⤌ return

Spider

Written November 3rd, 2023 454 words
*Arachnid Death

There was a spider on the ceiling of my shower today. I sprayed it with tile cleaner, sloshed it with water, and let it die. It felt like murder.

I know it is an insect, that it does not and cannot share my solely human sentimentality about these things. For if I was a fly, it would've pounced and eaten me without much (if any) conscious thought. But somehow that makes what I did worse: I had torturously, stupidly killed a simple being on unfairly complex grounds. I witnessed something so innocuous, so mere, and instantaneously warped it into a threat. Why? Because it was above me? Because I was damp and naked? Because it was just a pinch larger than most house spiders? Because it existed in a way that came as an inconvenience to me?

All I could think to myself while I watched it futilely thrash, spin, and limp along the wallpaper was that I had succumbed to my cruelty; I had chosen to be cruel because it was easier; I had deemed it easier to kill than to not. What gave me the jurisdiction to choose the fate of another living thing?
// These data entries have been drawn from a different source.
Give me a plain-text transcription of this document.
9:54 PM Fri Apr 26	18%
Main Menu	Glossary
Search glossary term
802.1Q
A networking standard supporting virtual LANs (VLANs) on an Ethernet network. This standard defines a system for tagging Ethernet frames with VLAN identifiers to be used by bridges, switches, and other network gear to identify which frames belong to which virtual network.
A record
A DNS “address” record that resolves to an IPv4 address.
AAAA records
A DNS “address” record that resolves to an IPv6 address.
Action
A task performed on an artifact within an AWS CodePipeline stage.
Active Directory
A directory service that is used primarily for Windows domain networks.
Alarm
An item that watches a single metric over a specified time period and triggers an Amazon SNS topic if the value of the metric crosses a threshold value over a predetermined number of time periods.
What gave me the inclination that I could ever hold that power?

And it made me sick to my stomach, observing in awe the minutes-long culmination of my impulsive preference for savagery. By the time my pathetic self had mustered up enough bravery to grab a plastic container and shakily slick the poor dangling thing into it, my courage had come too late and I knew it. I stared at its twisted body stuck against the wall of its new cylindrical coffin for a moment before turning away: placing it down on the sink rim and slinking back behind the shower curtains like an oily, shy theater kid getting booed off stage.

Even in the midst of water and my own self-deprecation, I hoped it wasn't really dead, that I'd step out and peer into the semi-opaque cup just to see it moving. But when I got out, of course, there was nothing. Not a twitch. The gnawing shame I felt over this fucking arachnid was so great I couldn't bear to look at it while I dried myself with a towel.

Now I sit atop my bed, writing instead of acting-- a usual for me-- with a little six-legged body plastered inside the polypropylene canister upon my bathroom sink. The overhead light is on, spilling out of the ajar doorway. My teeth are unbrushed, my hair unfixed and my skin uncared. I know I have to get up and face what is an objectively menial slaughter eventually but my God, I can only despise myself for this.